Il est vrai que, quand quelque chose arrive à la gare, on le regarde à la loupe et que l’on parle plus des cambriolages qui se produisent dans ce quartier que de ceux qui arrivent dans d’autres. C’est vrai que, comparé à d’autres quartiers de la gare d’autres villes, celui-ci est tranquille, mais on habite ici et c’est ici que les choses doivent bien se passer.

Je crois en ce quartier

Malheureusement, je ne parle pas le luxembourgeois, même si dans mon entourage familial tout le monde le parle. En fait, je n’arrive tout simplement pas à l’apprendre. Mais cela n’a rien à voir avec mon estime du Luxembourg, que j’aime bien et dont je ne partirai pas. En tant qu’étranger, j’ai été bien accepté. Je crois en ce quartier, c’est pourquoi je reste ici.

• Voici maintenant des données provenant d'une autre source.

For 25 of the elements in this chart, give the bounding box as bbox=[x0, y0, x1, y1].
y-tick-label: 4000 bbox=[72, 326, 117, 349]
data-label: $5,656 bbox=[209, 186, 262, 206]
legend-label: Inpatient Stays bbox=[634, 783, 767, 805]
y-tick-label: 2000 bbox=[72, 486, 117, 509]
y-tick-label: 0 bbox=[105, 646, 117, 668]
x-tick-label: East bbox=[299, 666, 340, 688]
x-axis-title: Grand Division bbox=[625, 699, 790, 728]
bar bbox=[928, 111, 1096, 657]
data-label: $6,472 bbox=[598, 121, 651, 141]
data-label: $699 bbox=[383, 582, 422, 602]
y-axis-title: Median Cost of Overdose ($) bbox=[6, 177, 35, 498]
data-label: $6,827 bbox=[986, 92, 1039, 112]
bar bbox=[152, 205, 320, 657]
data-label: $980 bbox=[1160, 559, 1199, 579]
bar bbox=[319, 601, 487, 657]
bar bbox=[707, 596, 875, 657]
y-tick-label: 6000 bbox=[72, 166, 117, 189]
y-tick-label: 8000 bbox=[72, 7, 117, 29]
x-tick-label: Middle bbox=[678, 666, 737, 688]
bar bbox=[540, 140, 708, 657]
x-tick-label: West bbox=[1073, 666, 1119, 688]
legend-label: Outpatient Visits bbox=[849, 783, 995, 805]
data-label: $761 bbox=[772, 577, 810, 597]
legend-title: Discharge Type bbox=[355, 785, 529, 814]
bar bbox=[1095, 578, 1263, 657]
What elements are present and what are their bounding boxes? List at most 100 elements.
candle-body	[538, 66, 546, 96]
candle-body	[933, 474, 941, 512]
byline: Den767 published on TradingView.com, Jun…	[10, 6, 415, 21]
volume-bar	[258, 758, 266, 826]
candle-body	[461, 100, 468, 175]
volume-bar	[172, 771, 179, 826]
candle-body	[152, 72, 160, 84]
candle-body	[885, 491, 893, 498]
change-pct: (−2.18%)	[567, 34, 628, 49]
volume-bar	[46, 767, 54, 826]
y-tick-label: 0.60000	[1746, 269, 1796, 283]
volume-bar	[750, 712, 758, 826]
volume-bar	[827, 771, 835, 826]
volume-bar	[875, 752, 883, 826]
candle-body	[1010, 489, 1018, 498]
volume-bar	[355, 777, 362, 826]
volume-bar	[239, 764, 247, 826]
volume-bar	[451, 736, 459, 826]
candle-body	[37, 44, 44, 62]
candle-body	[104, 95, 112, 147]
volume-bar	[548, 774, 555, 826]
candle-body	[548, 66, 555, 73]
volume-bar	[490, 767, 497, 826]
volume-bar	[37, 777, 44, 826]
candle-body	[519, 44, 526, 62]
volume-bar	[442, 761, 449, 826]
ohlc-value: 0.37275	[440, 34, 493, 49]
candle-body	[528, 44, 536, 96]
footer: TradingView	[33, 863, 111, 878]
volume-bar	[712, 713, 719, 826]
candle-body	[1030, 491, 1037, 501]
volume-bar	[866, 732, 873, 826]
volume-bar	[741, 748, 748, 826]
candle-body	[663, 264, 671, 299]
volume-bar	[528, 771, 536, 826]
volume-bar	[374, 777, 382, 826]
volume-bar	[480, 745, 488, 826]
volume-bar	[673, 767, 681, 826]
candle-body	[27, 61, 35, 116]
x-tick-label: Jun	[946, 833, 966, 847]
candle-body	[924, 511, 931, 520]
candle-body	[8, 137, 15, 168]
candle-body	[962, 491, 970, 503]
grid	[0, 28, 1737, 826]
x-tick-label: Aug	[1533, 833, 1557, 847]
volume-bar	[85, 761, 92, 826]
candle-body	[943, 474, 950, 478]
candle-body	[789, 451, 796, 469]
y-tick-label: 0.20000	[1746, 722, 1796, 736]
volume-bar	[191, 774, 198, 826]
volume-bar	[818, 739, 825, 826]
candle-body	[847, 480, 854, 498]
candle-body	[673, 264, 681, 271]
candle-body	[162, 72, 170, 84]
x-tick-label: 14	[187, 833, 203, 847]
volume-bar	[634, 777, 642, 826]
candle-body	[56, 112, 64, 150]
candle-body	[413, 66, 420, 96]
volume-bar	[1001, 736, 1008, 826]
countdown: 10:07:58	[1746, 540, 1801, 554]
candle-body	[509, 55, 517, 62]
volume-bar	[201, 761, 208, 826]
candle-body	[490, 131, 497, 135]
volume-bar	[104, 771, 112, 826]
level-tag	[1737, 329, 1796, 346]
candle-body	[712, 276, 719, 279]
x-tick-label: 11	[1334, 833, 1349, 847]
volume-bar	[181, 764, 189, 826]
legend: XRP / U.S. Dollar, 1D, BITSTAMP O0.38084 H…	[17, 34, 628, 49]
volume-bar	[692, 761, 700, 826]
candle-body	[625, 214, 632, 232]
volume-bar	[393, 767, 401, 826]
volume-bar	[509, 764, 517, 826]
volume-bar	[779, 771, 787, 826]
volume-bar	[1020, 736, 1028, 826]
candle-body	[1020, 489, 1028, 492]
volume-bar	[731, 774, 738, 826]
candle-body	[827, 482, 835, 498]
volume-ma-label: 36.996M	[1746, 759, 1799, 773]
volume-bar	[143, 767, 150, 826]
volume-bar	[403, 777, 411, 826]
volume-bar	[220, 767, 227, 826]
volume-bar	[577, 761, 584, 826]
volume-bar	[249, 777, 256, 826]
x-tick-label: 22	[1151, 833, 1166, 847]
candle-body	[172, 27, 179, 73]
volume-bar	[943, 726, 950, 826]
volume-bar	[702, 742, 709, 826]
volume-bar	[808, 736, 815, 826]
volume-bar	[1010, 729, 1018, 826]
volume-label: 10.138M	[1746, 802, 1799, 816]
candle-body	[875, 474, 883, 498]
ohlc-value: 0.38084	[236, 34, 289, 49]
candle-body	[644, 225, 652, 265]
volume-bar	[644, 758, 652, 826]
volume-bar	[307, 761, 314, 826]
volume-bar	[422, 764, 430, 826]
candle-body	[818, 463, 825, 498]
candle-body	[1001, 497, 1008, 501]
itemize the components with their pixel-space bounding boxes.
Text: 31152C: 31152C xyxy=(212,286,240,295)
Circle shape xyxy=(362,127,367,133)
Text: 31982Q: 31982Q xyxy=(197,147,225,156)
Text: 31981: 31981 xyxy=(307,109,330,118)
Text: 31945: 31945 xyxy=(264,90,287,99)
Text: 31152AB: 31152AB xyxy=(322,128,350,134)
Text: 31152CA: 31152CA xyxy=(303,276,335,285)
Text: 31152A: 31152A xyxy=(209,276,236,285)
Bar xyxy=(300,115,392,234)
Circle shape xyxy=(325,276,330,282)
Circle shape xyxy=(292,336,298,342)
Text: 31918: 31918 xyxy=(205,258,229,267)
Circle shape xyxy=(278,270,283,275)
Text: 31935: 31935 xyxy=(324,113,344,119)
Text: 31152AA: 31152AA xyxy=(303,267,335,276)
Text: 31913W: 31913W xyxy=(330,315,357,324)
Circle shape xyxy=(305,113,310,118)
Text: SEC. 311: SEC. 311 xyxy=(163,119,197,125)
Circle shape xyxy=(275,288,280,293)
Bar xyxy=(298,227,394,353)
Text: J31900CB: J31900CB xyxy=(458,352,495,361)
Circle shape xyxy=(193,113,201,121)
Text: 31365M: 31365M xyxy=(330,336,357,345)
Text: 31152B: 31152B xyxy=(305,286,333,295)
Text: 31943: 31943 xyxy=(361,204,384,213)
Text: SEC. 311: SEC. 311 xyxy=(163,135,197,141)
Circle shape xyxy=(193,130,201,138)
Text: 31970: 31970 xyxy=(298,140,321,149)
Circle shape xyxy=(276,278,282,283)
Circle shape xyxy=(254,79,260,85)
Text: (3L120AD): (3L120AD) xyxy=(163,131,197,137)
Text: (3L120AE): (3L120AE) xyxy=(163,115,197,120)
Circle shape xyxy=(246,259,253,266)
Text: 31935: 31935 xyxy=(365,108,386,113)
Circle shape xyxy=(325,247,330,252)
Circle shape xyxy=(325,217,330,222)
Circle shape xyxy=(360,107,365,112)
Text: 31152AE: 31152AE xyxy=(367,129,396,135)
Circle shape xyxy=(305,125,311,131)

Trois questions à Isabel et Zito

Des regrets ?
Isabel : La vie d’autrefois : la diversité de magasins, la gentillesse des vendeurs et des vendeuses, la communication saine entre les personnes, la vivacité de la braderie… Ça me manque énormément.
Zito : Il n’y a pas d’abeilles, parce qu’il n’y a plus de fleurs sur les balcons, plus de signe de vie de famille. Comme si les gens devaient se dissimuler au lieu de stimuler la vie. Les nouvelles générations choisissent de partir ailleurs…

Votre endroit préféré ?
Isabel : Toute la place de Paris… mais il y a 20 ans ! J’essaie de me projeter après les travaux. Peut-être qu’il y aura à nouveau la jovialité, la convivialité qu’il y avait dans tout cet îlot de la place de Paris.
Zito : Chez moi à Liberté 56 ! Et la place de Paris.

Un vœu pour le quartier de la gare ?
Isabel : J’aimerais bien que, après les travaux, il soit le quartier que tout le monde a envie qu’il soit. Qu’il soit convivial. Que la peur de sortir le soir disparaisse. Que l’on s’aide les uns les autres et que le commerce se diversifie comme avant. Je pense que l’avenir est aux petits commerces, à nouveau, et pas aux grands magasins, où vous faites des kilomètres pour trouver quoi que ce soit. C’est impersonnel, les client-e-s et le personnel ne se connaissent pas. Je souhaite que l’avenue de la Liberté redevienne comme avant.
Zito : Prospérité, joie, vie de famille, abeilles, que les belles maisons restent, qu’il y ait des balcons fleuris, qu’il y ait de la jeunesse dans les rues.


Le quartier de la gare raconté par ses habitant-e-s

Diversité ? Danger ? Gentrification ? Pluralité ? Tout au long de l’été (et bien au-delà), Paca Rimbau Hernández propose de parcourir l’histoire et la vie du quartier de la gare, à travers les témoignages de personnes qui l’habitent, le bâtissent et parfois le subissent. Déjà en 1999 et en 2000, notre auteure avait tiré le portrait de ce quartier fascinant avec sa série « Que reste-t-il de nos amours ? » (à retrouver dans les archives du woxx) – presque vingt ans plus tard, sa nouvelle série témoigne des mutations urbaines et sociales qui façonnent ce lieu de passage des êtres humains et de leurs histoires. Photos de Paulo Jorge Lobo.